Real Time Four-Wheel Drive
The Real Time Four-Wheel Drive (4WD) system lets the Accord Crosstour be more than just a grocery hauler, allowing it to tread safely regardless of weather.
On the inside, the Accord Crosstour shares the same five-passenger seating capacity, steering wheel, dash display and audio controls as the Accord Sedan. The similarities between the two end at the front of the vehicle, as the rear has a more functional wagon-like cargo area that maximizes the interior space, providing 25.7 cubic-feet with the rear seats up, and 51.3 cubic-feet with the seats down. The cargo area is the main highlight, as it also houses a removable utility box and side bins hidden beneath the carpeted floor. The utility box's lid is reversible, with a plastic underside that can used when transporting dirty or wet items. Other interior highlights include wood trim on the dash and door panels, one-touch release levers that easily fold down the rear seats and softer, more premium-feeling leather seating that gives this Honda an Acura-like feel.
The 2010 Honda Accord Crosstour's looks can be polarizing. Some might be fond of the likeness to its Accord Sedan sibling, while others might look at its odd proportions and bold styling cues and denounce it completely. Nevertheless, Honda gave the Accord Crosstour an aerodynamic look, incorporating a sloping roofline and sweeping side body lines from front to back. The higher ride height, bold front grille and bulging fender arches impart a sense of muscularity, while its distinctive rear end sets it apart from most of the other cars on the road.

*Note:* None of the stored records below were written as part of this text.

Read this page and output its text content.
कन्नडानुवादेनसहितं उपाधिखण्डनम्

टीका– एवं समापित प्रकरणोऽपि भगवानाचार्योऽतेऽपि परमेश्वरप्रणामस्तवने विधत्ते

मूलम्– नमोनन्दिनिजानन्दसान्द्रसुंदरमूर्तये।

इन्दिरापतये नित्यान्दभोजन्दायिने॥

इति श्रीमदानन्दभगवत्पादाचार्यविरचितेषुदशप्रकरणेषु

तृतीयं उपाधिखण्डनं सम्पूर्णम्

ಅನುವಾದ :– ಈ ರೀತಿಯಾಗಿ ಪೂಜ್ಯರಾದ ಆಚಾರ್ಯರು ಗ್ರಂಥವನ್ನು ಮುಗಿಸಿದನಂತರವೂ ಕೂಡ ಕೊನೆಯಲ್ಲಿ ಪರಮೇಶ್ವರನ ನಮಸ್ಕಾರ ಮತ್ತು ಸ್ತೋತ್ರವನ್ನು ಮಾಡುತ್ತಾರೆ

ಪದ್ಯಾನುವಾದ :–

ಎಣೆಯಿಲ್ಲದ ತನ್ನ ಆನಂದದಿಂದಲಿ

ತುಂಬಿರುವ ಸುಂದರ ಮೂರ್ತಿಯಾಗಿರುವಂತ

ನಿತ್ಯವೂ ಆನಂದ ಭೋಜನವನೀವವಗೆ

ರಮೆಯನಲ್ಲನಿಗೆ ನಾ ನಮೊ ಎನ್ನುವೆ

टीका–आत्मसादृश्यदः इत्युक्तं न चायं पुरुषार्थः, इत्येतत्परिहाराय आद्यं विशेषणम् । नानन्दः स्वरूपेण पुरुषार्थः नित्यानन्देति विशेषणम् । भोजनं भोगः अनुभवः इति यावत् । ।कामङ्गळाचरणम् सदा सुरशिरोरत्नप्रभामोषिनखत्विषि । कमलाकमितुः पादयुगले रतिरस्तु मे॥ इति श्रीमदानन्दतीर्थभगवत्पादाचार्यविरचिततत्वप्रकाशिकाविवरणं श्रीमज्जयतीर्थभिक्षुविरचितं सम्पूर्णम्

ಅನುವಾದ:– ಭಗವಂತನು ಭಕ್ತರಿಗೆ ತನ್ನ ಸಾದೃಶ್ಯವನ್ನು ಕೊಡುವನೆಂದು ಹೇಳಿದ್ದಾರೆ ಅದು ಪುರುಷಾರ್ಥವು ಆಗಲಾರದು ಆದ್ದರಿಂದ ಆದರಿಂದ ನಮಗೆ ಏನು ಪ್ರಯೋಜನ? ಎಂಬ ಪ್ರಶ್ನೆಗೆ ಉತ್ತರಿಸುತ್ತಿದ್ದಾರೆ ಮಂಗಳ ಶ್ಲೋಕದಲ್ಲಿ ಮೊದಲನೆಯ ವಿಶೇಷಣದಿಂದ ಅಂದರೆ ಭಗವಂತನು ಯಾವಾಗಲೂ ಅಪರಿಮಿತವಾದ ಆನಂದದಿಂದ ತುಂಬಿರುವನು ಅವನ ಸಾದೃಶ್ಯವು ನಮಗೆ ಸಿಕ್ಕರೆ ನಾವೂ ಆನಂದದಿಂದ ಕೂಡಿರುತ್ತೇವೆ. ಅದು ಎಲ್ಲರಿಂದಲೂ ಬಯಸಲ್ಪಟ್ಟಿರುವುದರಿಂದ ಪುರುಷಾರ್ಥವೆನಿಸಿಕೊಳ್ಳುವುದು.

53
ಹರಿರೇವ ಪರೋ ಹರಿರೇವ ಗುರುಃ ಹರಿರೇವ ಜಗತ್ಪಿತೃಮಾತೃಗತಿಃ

Standard equipment on the 2010 Honda Accord Crosstour includes a 3.5-liter V6 engine, a five-speed automatic transmission, power windows and door locks, a one-touch power moonroof, dual zone auto climate control, 17-inch alloy wheels and a 360-watt AM/FM/six-disc in-dash audio system with seven speakers. Other convenient standard features are 10-way driver and four-way passenger power adjustable seats, remote entry with power window control, a hidden utility storage compartment and 60/40 split rear seats with one-touch folding.

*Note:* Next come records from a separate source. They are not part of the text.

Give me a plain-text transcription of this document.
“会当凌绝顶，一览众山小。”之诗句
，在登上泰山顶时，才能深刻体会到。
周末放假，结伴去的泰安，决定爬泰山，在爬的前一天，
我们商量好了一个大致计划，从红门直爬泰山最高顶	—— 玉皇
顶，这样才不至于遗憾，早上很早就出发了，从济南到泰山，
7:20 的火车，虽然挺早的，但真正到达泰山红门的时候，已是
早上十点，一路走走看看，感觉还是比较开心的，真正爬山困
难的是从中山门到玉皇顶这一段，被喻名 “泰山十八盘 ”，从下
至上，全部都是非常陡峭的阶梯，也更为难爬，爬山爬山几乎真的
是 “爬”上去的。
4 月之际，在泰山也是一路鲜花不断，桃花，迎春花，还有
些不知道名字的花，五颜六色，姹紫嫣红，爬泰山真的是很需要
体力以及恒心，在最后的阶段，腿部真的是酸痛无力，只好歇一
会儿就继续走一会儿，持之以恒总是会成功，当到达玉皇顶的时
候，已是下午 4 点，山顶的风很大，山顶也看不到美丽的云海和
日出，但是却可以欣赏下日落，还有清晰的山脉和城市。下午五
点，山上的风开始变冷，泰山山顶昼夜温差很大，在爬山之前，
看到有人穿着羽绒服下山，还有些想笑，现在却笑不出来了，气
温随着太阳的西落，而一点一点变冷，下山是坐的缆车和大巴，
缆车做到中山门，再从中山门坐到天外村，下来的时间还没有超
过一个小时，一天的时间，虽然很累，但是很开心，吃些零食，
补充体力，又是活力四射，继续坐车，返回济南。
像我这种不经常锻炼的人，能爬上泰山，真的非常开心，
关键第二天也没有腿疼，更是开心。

Optional equipment for the Accord Crosstour includes Real Time four-wheel drive, 18-inch wheels and a Honda satellite-linked navigation system with voice recognition and a rearview camera, all of which can be had only by choosing the up-level EX-L trim.

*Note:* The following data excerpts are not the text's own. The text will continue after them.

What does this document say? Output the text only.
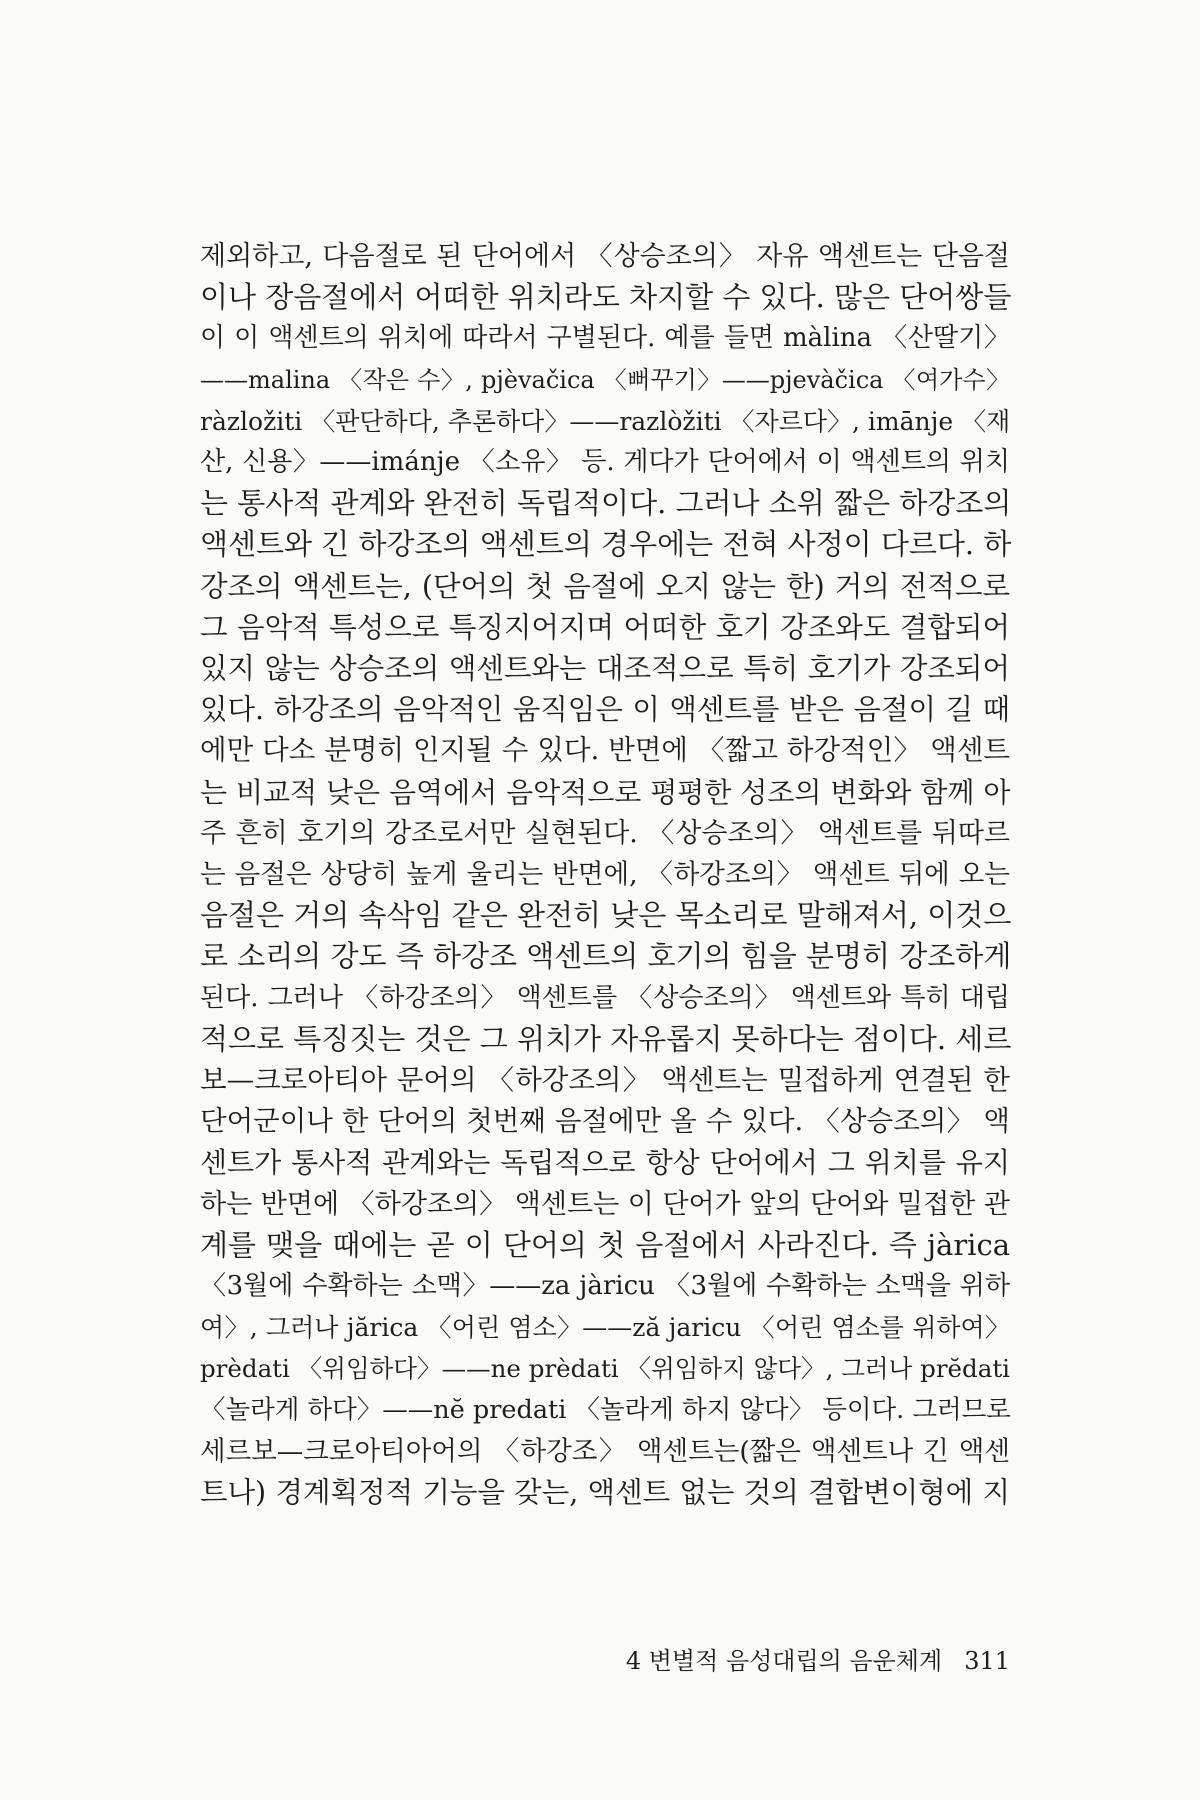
제외하고, 다음절로 된 단어에서 〈상승조의〉 자유 액센트는 단음절
이나 장음절에서 어떠한 위치라도 차지할 수 있다. 많은 단어쌍들
이 이 액센트의 위치에 따라서 구별된다. 예를 들면 màlina 〈산딸기〉
——malina 〈작은 수〉, pjèvačica 〈뻐꾸기〉——pjevàčica 〈여가수〉
ràzložiti 〈판단하다, 추론하다〉——razlòžiti 〈자르다〉, imānje 〈재
산, 신용〉——imánje 〈소유〉 등. 게다가 단어에서 이 액센트의 위치
는 통사적 관계와 완전히 독립적이다. 그러나 소위 짧은 하강조의
액센트와 긴 하강조의 액센트의 경우에는 전혀 사정이 다르다. 하
강조의 액센트는, (단어의 첫 음절에 오지 않는 한) 거의 전적으로
그 음악적 특성으로 특징지어지며 어떠한 호기 강조와도 결합되어
있지 않는 상승조의 액센트와는 대조적으로 특히 호기가 강조되어
있다. 하강조의 음악적인 움직임은 이 액센트를 받은 음절이 길 때
에만 다소 분명히 인지될 수 있다. 반면에 〈짧고 하강적인〉 액센트
는 비교적 낮은 음역에서 음악적으로 평평한 성조의 변화와 함께 아
주 흔히 호기의 강조로서만 실현된다. 〈상승조의〉 액센트를 뒤따르
는 음절은 상당히 높게 울리는 반면에, 〈하강조의〉 액센트 뒤에 오는
음절은 거의 속삭임 같은 완전히 낮은 목소리로 말해져서, 이것으
로 소리의 강도 즉 하강조 액센트의 호기의 힘을 분명히 강조하게
된다. 그러나 〈하강조의〉 액센트를 〈상승조의〉 액센트와 특히 대립
적으로 특징짓는 것은 그 위치가 자유롭지 못하다는 점이다. 세르
보—크로아티아 문어의 〈하강조의〉 액센트는 밀접하게 연결된 한
단어군이나 한 단어의 첫번째 음절에만 올 수 있다. 〈상승조의〉 액
센트가 통사적 관계와는 독립적으로 항상 단어에서 그 위치를 유지
하는 반면에 〈하강조의〉 액센트는 이 단어가 앞의 단어와 밀접한 관
계를 맺을 때에는 곧 이 단어의 첫 음절에서 사라진다. 즉 jàrica
〈3월에 수확하는 소맥〉——za jàricu 〈3월에 수확하는 소맥을 위하
여〉, 그러나 jărica 〈어린 염소〉——ză jaricu 〈어린 염소를 위하여〉
prèdati 〈위임하다〉——ne prèdati 〈위임하지 않다〉, 그러나 prĕdati
〈놀라게 하다〉——nĕ predati 〈놀라게 하지 않다〉 등이다. 그러므로
세르보—크로아티아어의 〈하강조〉 액센트는(짧은 액센트나 긴 액센
트나) 경계획정적 기능을 갖는, 액센트 없는 것의 결합변이형에 지
4 변별적 음성대립의 음운체계 311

The 2010 Honda Accord is powered by a 3.5-liter i-VTEC V6 engine that uses Honda's Variable Cylinder Management system, which allows the engine to run on three, four or six cylinders, depending on driving demands. The only transmission choice is a five-speed automatic that uses Honda's new G Shift Control, which holds the transmission in gear when the vehicle is cornering, and RPM rev-matching, which "blips" the throttle for smooth downshifts.
271 horsepower @ 6200 rpm
254 lb.-ft. of torque @ 5000 rpm
EPA city/highway fuel economy: 18/27(2WD), 17/25 (4WD)
The 2010 Honda Accord Crosstour starts at a Manufacturer's Suggested Retail Price (MSRP) a little above $30,000 and tops out around $37,000 with the addition of all-wheel drive, navigation and leather. The Toyota Venza, the Crosstour's closest competitor, ranges from $27,000 to $38,000, while the Nissan Murano stickers from $29,000 to $44,000, the Ford Edge from $27,500 to $46,500 and the Mazda CX-7 from $22,000 to $36,500. To get the best deal on your Crosstour, be sure to look at our New Car Blue Book Values to see what others in your area are paying. As for residuals, we expect the Crosstour to hold above average resale values in the segment, on par with high values of the Toyota Venza.